Monday, March 11, 2019

Lies, darn lies and sampling bias

Sampling profiling is very powerful technique widely used across various platforms for identifying hot code (execution bottlenecks).

In Java world sampling profiling (thread stack sampling to be precise) is supported by every serious profiler.

While being powerful and very handy in practice, sampling has well known weakness – sampling bias. It is real and well-known problem, though its practical impact is often being over exaggerated.

A picture is worth a thousand of words, so let me jump start with example.

Case 1

Below is a simple snippet of code.
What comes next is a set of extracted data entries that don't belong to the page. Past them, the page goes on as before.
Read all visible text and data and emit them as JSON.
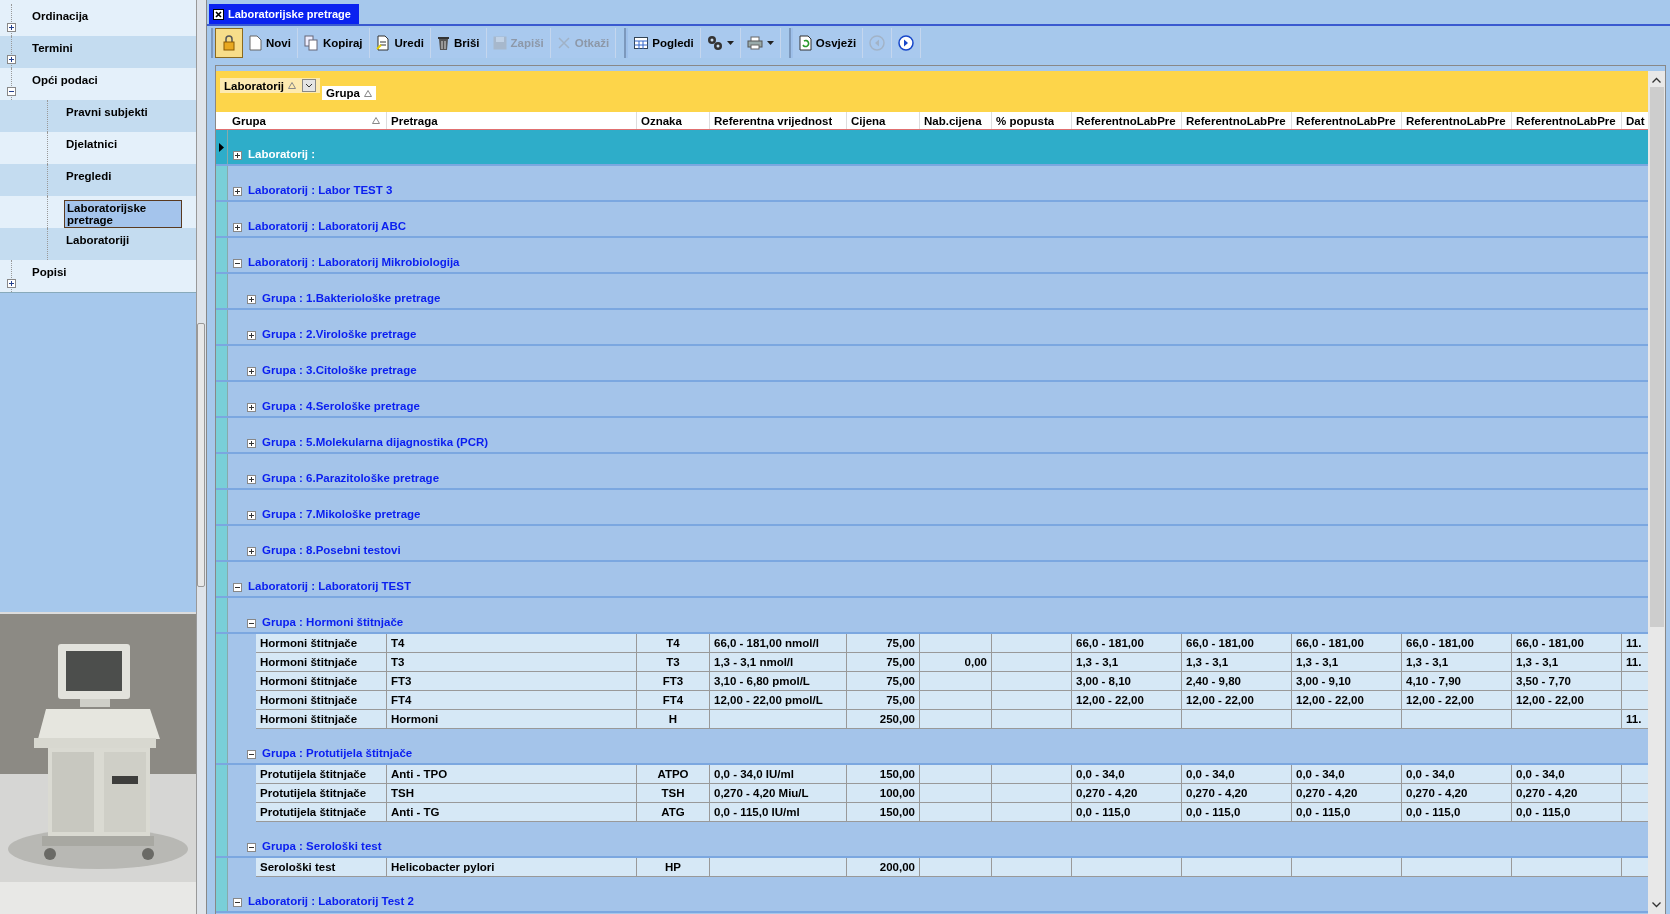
{
  "sidebar": {
    "items": [
      {
        "label": "Ordinacija",
        "expanded": false,
        "selected": false
      },
      {
        "label": "Termini",
        "expanded": false,
        "selected": false
      },
      {
        "label": "Opći podaci",
        "expanded": true,
        "selected": false,
        "children": [
          {
            "label": "Pravni subjekti",
            "selected": false
          },
          {
            "label": "Djelatnici",
            "selected": false
          },
          {
            "label": "Pregledi",
            "selected": false
          },
          {
            "label": "Laboratorijske pretrage",
            "selected": true
          },
          {
            "label": "Laboratoriji",
            "selected": false
          }
        ]
      },
      {
        "label": "Popisi",
        "expanded": false,
        "selected": false
      }
    ]
  },
  "tabs": [
    {
      "label": "Laboratorijske pretrage",
      "selected": true
    }
  ],
  "toolbar": {
    "groups": [
      [
        {
          "kind": "lock",
          "pressed": true,
          "disabled": false
        },
        {
          "kind": "new",
          "label": "Novi",
          "pressed": false,
          "disabled": false
        },
        {
          "kind": "copy",
          "label": "Kopiraj",
          "pressed": false,
          "disabled": false
        },
        {
          "kind": "edit",
          "label": "Uredi",
          "pressed": false,
          "disabled": false
        },
        {
          "kind": "delete",
          "label": "Briši",
          "pressed": false,
          "disabled": false
        },
        {
          "kind": "save",
          "label": "Zapiši",
          "pressed": false,
          "disabled": true
        },
        {
          "kind": "cancel",
          "label": "Otkaži",
          "pressed": false,
          "disabled": true
        }
      ],
      [
        {
          "kind": "views",
          "label": "Pogledi",
          "pressed": false,
          "disabled": false
        },
        {
          "kind": "tools",
          "dropdown": true,
          "pressed": false,
          "disabled": false
        },
        {
          "kind": "print",
          "dropdown": true,
          "pressed": false,
          "disabled": false
        }
      ],
      [
        {
          "kind": "refresh",
          "label": "Osvježi",
          "pressed": false,
          "disabled": false
        },
        {
          "kind": "back",
          "pressed": false,
          "disabled": true
        },
        {
          "kind": "forward",
          "pressed": false,
          "disabled": false
        }
      ]
    ]
  },
  "grid": {
    "group_panel": [
      {
        "label": "Laboratorij",
        "sorted": true,
        "dropdown": true
      },
      {
        "label": "Grupa",
        "sorted": true,
        "dropdown": false
      }
    ],
    "columns": [
      {
        "label": "Grupa",
        "sorted": true
      },
      {
        "label": "Pretraga",
        "sorted": false
      },
      {
        "label": "Oznaka",
        "sorted": false
      },
      {
        "label": "Referentna vrijednost",
        "sorted": false
      },
      {
        "label": "Cijena",
        "sorted": false
      },
      {
        "label": "Nab.cijena",
        "sorted": false
      },
      {
        "label": "% popusta",
        "sorted": false
      },
      {
        "label": "ReferentnoLabPre",
        "sorted": false
      },
      {
        "label": "ReferentnoLabPre",
        "sorted": false
      },
      {
        "label": "ReferentnoLabPre",
        "sorted": false
      },
      {
        "label": "ReferentnoLabPre",
        "sorted": false
      },
      {
        "label": "ReferentnoLabPre",
        "sorted": false
      },
      {
        "label": "Dat",
        "sorted": false
      }
    ],
    "rows": [
      {
        "kind": "group",
        "label": "Laboratorij :",
        "expanded": false,
        "selected": true
      },
      {
        "kind": "group",
        "label": "Laboratorij : Labor TEST 3",
        "expanded": false,
        "selected": false
      },
      {
        "kind": "group",
        "label": "Laboratorij : Laboratorij ABC",
        "expanded": false,
        "selected": false
      },
      {
        "kind": "group",
        "label": "Laboratorij : Laboratorij Mikrobiologija",
        "expanded": true,
        "selected": false,
        "children": [
          {
            "kind": "group",
            "label": "Grupa : 1.Bakteriološke pretrage",
            "expanded": false,
            "selected": false
          },
          {
            "kind": "group",
            "label": "Grupa : 2.Virološke pretrage",
            "expanded": false,
            "selected": false
          },
          {
            "kind": "group",
            "label": "Grupa : 3.Citološke pretrage",
            "expanded": false,
            "selected": false
          },
          {
            "kind": "group",
            "label": "Grupa : 4.Serološke pretrage",
            "expanded": false,
            "selected": false
          },
          {
            "kind": "group",
            "label": "Grupa : 5.Molekularna dijagnostika (PCR)",
            "expanded": false,
            "selected": false
          },
          {
            "kind": "group",
            "label": "Grupa : 6.Parazitološke pretrage",
            "expanded": false,
            "selected": false
          },
          {
            "kind": "group",
            "label": "Grupa : 7.Mikološke pretrage",
            "expanded": false,
            "selected": false
          },
          {
            "kind": "group",
            "label": "Grupa : 8.Posebni testovi",
            "expanded": false,
            "selected": false
          }
        ]
      },
      {
        "kind": "group",
        "label": "Laboratorij : Laboratorij TEST",
        "expanded": true,
        "selected": false,
        "children": [
          {
            "kind": "group",
            "label": "Grupa : Hormoni štitnjače",
            "expanded": true,
            "selected": false,
            "children": [
              {
                "kind": "data",
                "selected": false,
                "cells": [
                  "Hormoni štitnjače",
                  "T4",
                  "T4",
                  "66,0 - 181,00 nmol/l",
                  "75,00",
                  null,
                  null,
                  "66,0 - 181,00",
                  "66,0 - 181,00",
                  "66,0 - 181,00",
                  "66,0 - 181,00",
                  "66,0 - 181,00",
                  "11."
                ]
              },
              {
                "kind": "data",
                "selected": false,
                "cells": [
                  "Hormoni štitnjače",
                  "T3",
                  "T3",
                  "1,3 - 3,1 nmol/l",
                  "75,00",
                  "0,00",
                  null,
                  "1,3 - 3,1",
                  "1,3 - 3,1",
                  "1,3 - 3,1",
                  "1,3 - 3,1",
                  "1,3 - 3,1",
                  "11."
                ]
              },
              {
                "kind": "data",
                "selected": false,
                "cells": [
                  "Hormoni štitnjače",
                  "FT3",
                  "FT3",
                  "3,10 - 6,80 pmol/L",
                  "75,00",
                  null,
                  null,
                  "3,00 - 8,10",
                  "2,40 - 9,80",
                  "3,00 - 9,10",
                  "4,10 - 7,90",
                  "3,50 - 7,70",
                  null
                ]
              },
              {
                "kind": "data",
                "selected": false,
                "cells": [
                  "Hormoni štitnjače",
                  "FT4",
                  "FT4",
                  "12,00 - 22,00 pmol/L",
                  "75,00",
                  null,
                  null,
                  "12,00 - 22,00",
                  "12,00 - 22,00",
                  "12,00 - 22,00",
                  "12,00 - 22,00",
                  "12,00 - 22,00",
                  null
                ]
              },
              {
                "kind": "data",
                "selected": false,
                "cells": [
                  "Hormoni štitnjače",
                  "Hormoni",
                  "H",
                  null,
                  "250,00",
                  null,
                  null,
                  null,
                  null,
                  null,
                  null,
                  null,
                  "11."
                ]
              }
            ]
          },
          {
            "kind": "group",
            "label": "Grupa : Protutijela štitnjače",
            "expanded": true,
            "selected": false,
            "children": [
              {
                "kind": "data",
                "selected": false,
                "cells": [
                  "Protutijela štitnjače",
                  "Anti - TPO",
                  "ATPO",
                  "0,0 - 34,0 IU/ml",
                  "150,00",
                  null,
                  null,
                  "0,0 - 34,0",
                  "0,0 - 34,0",
                  "0,0 - 34,0",
                  "0,0 - 34,0",
                  "0,0 - 34,0",
                  null
                ]
              },
              {
                "kind": "data",
                "selected": false,
                "cells": [
                  "Protutijela štitnjače",
                  "TSH",
                  "TSH",
                  "0,270 - 4,20  Miu/L",
                  "100,00",
                  null,
                  null,
                  "0,270 - 4,20",
                  "0,270 - 4,20",
                  "0,270 - 4,20",
                  "0,270 - 4,20",
                  "0,270 - 4,20",
                  null
                ]
              },
              {
                "kind": "data",
                "selected": false,
                "cells": [
                  "Protutijela štitnjače",
                  "Anti - TG",
                  "ATG",
                  "0,0 - 115,0  IU/ml",
                  "150,00",
                  null,
                  null,
                  "0,0 - 115,0",
                  "0,0 - 115,0",
                  "0,0 - 115,0",
                  "0,0 - 115,0",
                  "0,0 - 115,0",
                  null
                ]
              }
            ]
          },
          {
            "kind": "group",
            "label": "Grupa : Serološki test",
            "expanded": true,
            "selected": false,
            "children": [
              {
                "kind": "data",
                "selected": false,
                "cells": [
                  "Serološki test",
                  "Helicobacter pylori",
                  "HP",
                  null,
                  "200,00",
                  null,
                  null,
                  null,
                  null,
                  null,
                  null,
                  null,
                  null
                ]
              }
            ]
          }
        ]
      },
      {
        "kind": "group",
        "label": "Laboratorij : Laboratorij Test 2",
        "expanded": true,
        "selected": false
      }
    ]
  }
}
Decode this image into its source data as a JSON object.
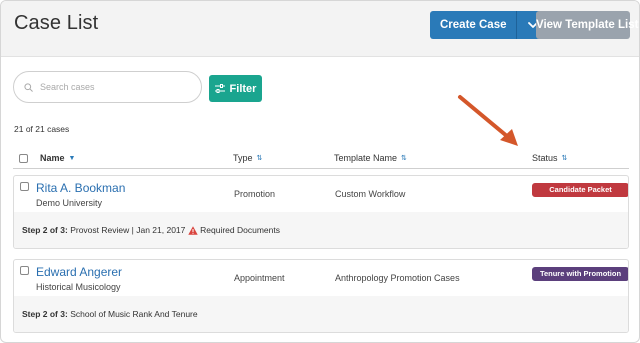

This snippet is doing cryptographic hash calculation over a bunch of random strings.

import java.security.MessageDigest;
import java.security.NoSuchAlgorithmException;
import java.util.concurrent.TimeUnit;

public class CryptoBench {

 private static final boolean trackTime = Boolean.getBoolean("trackTime");
 
 public static void main(String[] args) {
  CryptoBench test = new CryptoBench();
  while(true) {
   test.execute();
  }  
 }
 
 public void execute() {
        long N = 5 * 1000 * 1000;
        RandomStringUtils randomStringUtils = new RandomStringUtils();
        long ts = 0,tf = 0;
        long timer1 = 0;
        long timer2 = 0;
        long bs = System.nanoTime();
        for (long i = 0; i < N; i++) {
         ts = trackTime ? System.nanoTime() : 0;
            String text = randomStringUtils.generate();
            tf = trackTime ? System.nanoTime() : 0;
            timer1 += tf - ts;
            ts = tf;
   crypt(text);
   tf = trackTime ? System.nanoTime() : 0;
   timer2 += tf - ts;
   ts = tf;
        }
        long bt = System.nanoTime() - bs;
        System.out.print(String.format("Hash rate: %.2f Mm/s", 0.01 * (N * TimeUnit.SECONDS.toNanos(1) / bt / 10000)));
        if (trackTime) {
         System.out.print(String.format(" | Generation: %.1f %%",  0.1 * (1000 * timer1 / (timer1 + timer2))));
         System.out.print(String.format(" | Hashing: %.1f %%", 0.1 * (1000 * timer2 / (timer1 + timer2))));
        }
        System.out.println();
 }

    public String crypt(String str) {
        if (str == null || str.length() == 0) {
            throw new IllegalArgumentException("String to encrypt cannot be null or zero length");
        }
        StringBuilder hexString = new StringBuilder();
        try {
            MessageDigest md = MessageDigest.getInstance("MD5");
            md.update(str.getBytes());
            byte[] hash = md.digest();
            for (byte aHash : hash) {
                if ((0xff & aHash) < 0x10) {
                    hexString.append("0" + Integer.toHexString((0xFF & aHash)));
                } else {
                    hexString.append(Integer.toHexString(0xFF & aHash));
                }
            }
        } catch (NoSuchAlgorithmException e) {
            e.printStackTrace();
        }
        return hexString.toString();
    }
}
code is available on github

Now let’s use a Visual VM (a profiler bundled with Java 8) and look how much time is actually spent in CryptoBench.crypt() method.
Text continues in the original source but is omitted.